Bilevel Inverse Problems in Neuromorphic Imaging
Harbir Antil, David Sayre

TL;DR
This paper introduces a bilevel inverse problem framework for neuromorphic imaging, providing theoretical guarantees and a Newton-type solver, demonstrated through several examples, to improve processing of asynchronous event data.
Contribution
It develops a novel bilevel inverse problem formulation for neuromorphic cameras, including existence proofs, second order conditions, and a solver, advancing computational methods in this field.
Findings
Existence of solutions to the inverse problem is established.
A second order Newton type solver is derived and validated.
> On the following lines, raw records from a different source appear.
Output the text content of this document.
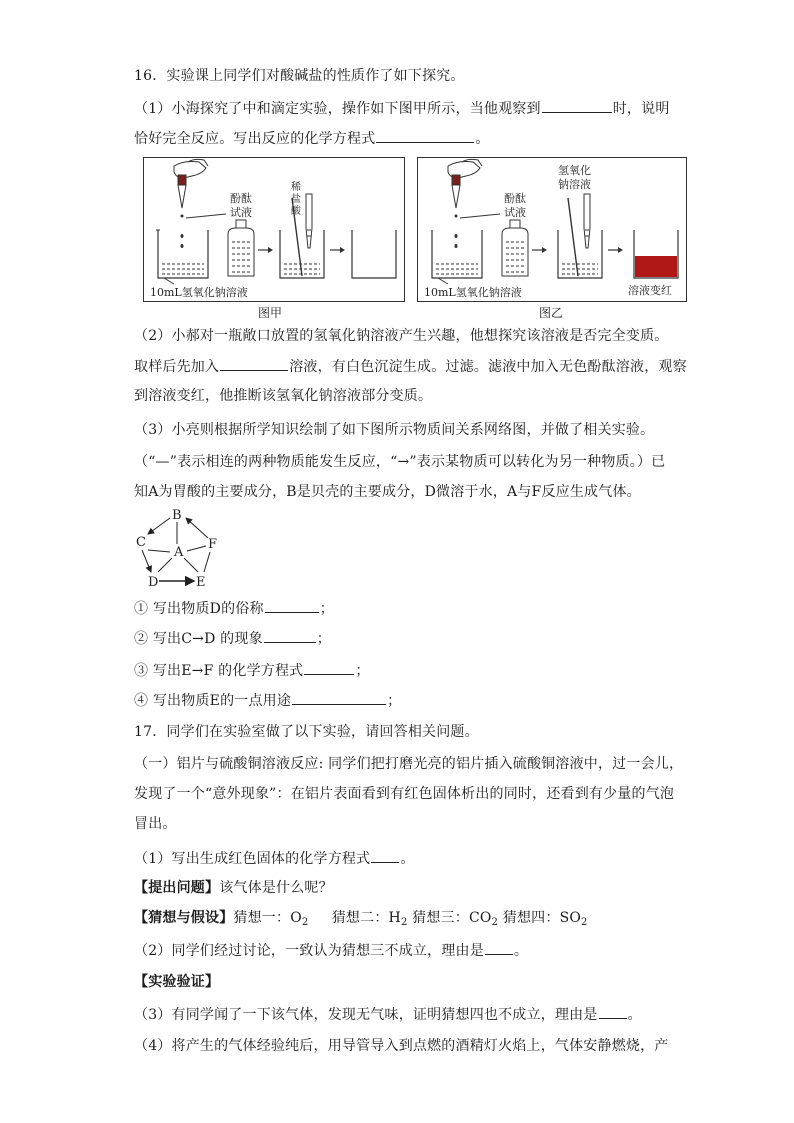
16．实验课上同学们对酸碱盐的性质作了如下探究。
（1）小海探究了中和滴定实验，操作如下图甲所示，当他观察到	时，说明
恰好完全反应。写出反应的化学方程式	。
酚酞
试液
稀
盐
酸
10mL氢氧化钠溶液
图甲
酚酞
试液
氢氧化
钠溶液
10mL氢氧化钠溶液	溶液变红
图乙
（2）小郝对一瓶敞口放置的氢氧化钠溶液产生兴趣，他想探究该溶液是否完全变质。
取样后先加入	溶液，有白色沉淀生成。过滤。滤液中加入无色酚酞溶液，观察
到溶液变红，他推断该氢氧化钠溶液部分变质。
（3）小亮则根据所学知识绘制了如下图所示物质间关系网络图，并做了相关实验。
（“—”表示相连的两种物质能发生反应，“→”表示某物质可以转化为另一种物质。）已
知A为胃酸的主要成分，B是贝壳的主要成分，D微溶于水，A与F反应生成气体。
B
C
A
F
D	E
① 写出物质D的俗称	；
② 写出C→D 的现象	；
③ 写出E→F 的化学方程式	；
④ 写出物质E的一点用途	；
17．同学们在实验室做了以下实验，请回答相关问题。
（一）铝片与硫酸铜溶液反应: 同学们把打磨光亮的铝片插入硫酸铜溶液中，过一会儿，
发现了一个“意外现象”：在铝片表面看到有红色固体析出的同时，还看到有少量的气泡
冒出。
（1）写出生成红色固体的化学方程式 。
【提出问题】该气体是什么呢？
【猜想与假设】猜想一：$O_2$ 猜想二：$H_2$ 猜想三：$CO_2$ 猜想四：$SO_2$
（2）同学们经过讨论，一致认为猜想三不成立，理由是 。
【实验验证】
（3）有同学闻了一下该气体，发现无气味，证明猜想四也不成立，理由是 。
（4）将产生的气体经验纯后，用导管导入到点燃的酒精灯火焰上，气体安静燃烧，产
The approach demonstrates effectiveness on multiple example scenarios.
Abstract
Event or Neuromorphic cameras are novel biologically inspired sensors that record data based on the change in light intensity at each pixel asynchronously. They have a temporal resolution of microseconds. This is useful for scenes with fast moving objects that can cause motion blur in traditional cameras, which record the average light intensity over an exposure time for each pixel synchronously. This paper presents a bilevel inverse problem framework for neuromorphic imaging. Existence of solution to the inverse problem is established. Second order sufficient conditions are derived under special situations for this nonconvex problem. A second order Newton type solver is derived to solve the problem. The efficacy of the approach is shown on several examples.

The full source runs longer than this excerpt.